生成AI時代に必須!プロンプトエンジニアリングスキル
プロンプトエンジニアリングとは、人工知能に対して人間がプロンプト(指示)を与え、それに基づいて適切な応答を返すように指導する技術や手法のことを指します。
ChatGPTをはじめGoogle Bardなどの生成AIの注目度が高まるにつれ、プロンプトエンジニアリングへの関心も高まっています。
先日プロンプトエンジニアリングガイドの日本語訳版が公開されました。最新の全般的な内容を知るには最適なガイドです。興味がある方は一読することをおすすめします。

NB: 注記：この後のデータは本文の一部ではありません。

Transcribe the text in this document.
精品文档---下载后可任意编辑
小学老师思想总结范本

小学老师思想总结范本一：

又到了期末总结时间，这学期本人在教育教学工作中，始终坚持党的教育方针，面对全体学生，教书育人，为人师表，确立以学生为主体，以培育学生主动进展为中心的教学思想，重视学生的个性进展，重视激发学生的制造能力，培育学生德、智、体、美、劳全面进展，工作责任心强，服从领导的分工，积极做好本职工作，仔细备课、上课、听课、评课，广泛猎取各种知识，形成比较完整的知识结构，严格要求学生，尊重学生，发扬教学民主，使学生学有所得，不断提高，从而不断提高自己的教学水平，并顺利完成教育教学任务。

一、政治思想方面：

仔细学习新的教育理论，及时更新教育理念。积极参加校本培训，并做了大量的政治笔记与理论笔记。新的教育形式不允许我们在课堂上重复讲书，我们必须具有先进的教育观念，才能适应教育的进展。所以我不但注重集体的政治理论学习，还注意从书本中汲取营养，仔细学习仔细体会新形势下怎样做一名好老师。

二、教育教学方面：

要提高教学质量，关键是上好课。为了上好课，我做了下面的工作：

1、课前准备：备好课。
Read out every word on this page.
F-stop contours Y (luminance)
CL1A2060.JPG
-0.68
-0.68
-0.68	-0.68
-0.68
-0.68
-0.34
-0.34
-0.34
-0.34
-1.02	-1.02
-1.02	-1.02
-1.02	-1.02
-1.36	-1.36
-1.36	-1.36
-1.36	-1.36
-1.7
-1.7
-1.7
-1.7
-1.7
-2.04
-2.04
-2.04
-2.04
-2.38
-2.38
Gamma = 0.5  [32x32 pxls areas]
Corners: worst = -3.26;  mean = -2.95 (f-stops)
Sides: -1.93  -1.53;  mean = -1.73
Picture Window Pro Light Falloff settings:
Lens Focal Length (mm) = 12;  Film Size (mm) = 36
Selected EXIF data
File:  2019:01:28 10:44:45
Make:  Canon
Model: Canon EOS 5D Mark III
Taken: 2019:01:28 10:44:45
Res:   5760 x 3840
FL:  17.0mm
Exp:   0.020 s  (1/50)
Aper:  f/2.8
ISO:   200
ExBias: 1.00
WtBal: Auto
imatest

プロンプトエンジニアリングは、人工知能がより正確な回答を返すように指導することが含まれます。プロンプトエンジニアリングは、ビジネスや教育など様々な分野で活用されるようになってきています。
プロンプトエンジニアリングの事例
生成AIは日々進歩しており、前述のプロンプトエンジニアリングガイドも日々アップデートされています。2023年5月27日時点の事例になりますが、プロンプトエンジニアリングの一例を紹介します。ガイドより引用させていただきます。
例えば生成AIに以下のようなプロンプト(指示)をしたとします。
「私は市場に行って10個のリンゴを買いました。隣人に2つ、修理工に2つ渡しました。それから5つのリンゴを買って1つ食べました。残りは何個ですか?」
https://www.promptingguide.ai/jp
上記に対してAIからの出力は
「答えは11個」
と間違った回答が返ってきました。簡単な算数レベルの問題です。
しかし、上記のプロンプトに一文を加えて
「私は市場に行って10個のリンゴを買いました。隣人に2つ、修理工に2つ渡しました。それから5つのリンゴを買って1つ食べました。残りは何個ですか?ステップバイステップで考えてみましょう。」
https://www.promptingguide.ai/jp
とすると
「最初に、10個のリンゴから始めました。
https://www.promptingguide.ai/jp
隣人と修理工に合わせて、リンゴを2つずつ渡し、残りは6個になりました。
次に、5つのリンゴを買い、11個になりました。
最後に、1つのリンゴを食べたため、残りは10個になります。」
と正しい回答が出力されます。
上記について、生成AIの進化により「ステップバイステップで考えてみましょう」の一文が無くても、正しい回答が得られるようになるかもしれません。しかし、生成AIに指示するときに、プロンプトにどのように記載すれば正しい回答が得やすいのかを、理解して利用することが重要です。
これって対人スキルでも使えるかも
プロンプトエンジニアリングに関する研究は、世界中で盛んに行われています。そういった情報を素早く入手するのに、プロンプトエンジニアリングガイドは便利なツールです。
ガイドを読んでいて感じたのは、これって対人でも使えるなということです。
先ほどのプロンプトに「ステップバイステップで考えてみましょう」と付け加えるのも、子供に算数を教えるときに、「順序立てて考えたら良いよ。」と教えてあげるような感じです。
会社勤めの方は実感しているかと思いますが、上司の指示が抽象的で分かりづらいといった経験があると思います。生成AIも同じで、プロンプト(指示)に対して、回答に必要な条件をしっかり記載しないと、指示者が欲した好ましい回答ができないのです。
このあたりは従来の検索エンジンとは異なる感覚です。生成AIは非常に人間的だと感じます。
マイクロソフトは検索エンジンのBingに、生成AIのGPTを組み込んでいます。この仕組みは検索と生成AIの弱みを相互補完するという点で、非常に優れた組み合わせだなと感じました。Googleもこの動きには追従するでしょう。
対人スキルを身につけたいマネジメント層の方も、プロンプトエンジニアリングスキルの勉強をおすすめします。
生成AIをいかに正しい回答に導くのかが重要
現状ではChatGPTなどの生成AIは、動画やSNSのネタ程度に使われることが多いですが、今後はいかに正しい回答を導き、自身の仕事や生活に組み込むのかが重要になってきます。
プロンプトエンジニアについて知らないまま、生成AIは間違いが多くて使い物にならんと敬遠するか、どうすれば便利に使えるのかを追及するかで、世の中の見え方が変わってくるでしょう。
最初の印象で使えないと情報をシャットアウトせず、日々更新される最新情報をしっかりキャッチし、自ら進んで活用法を見出していきたいものです。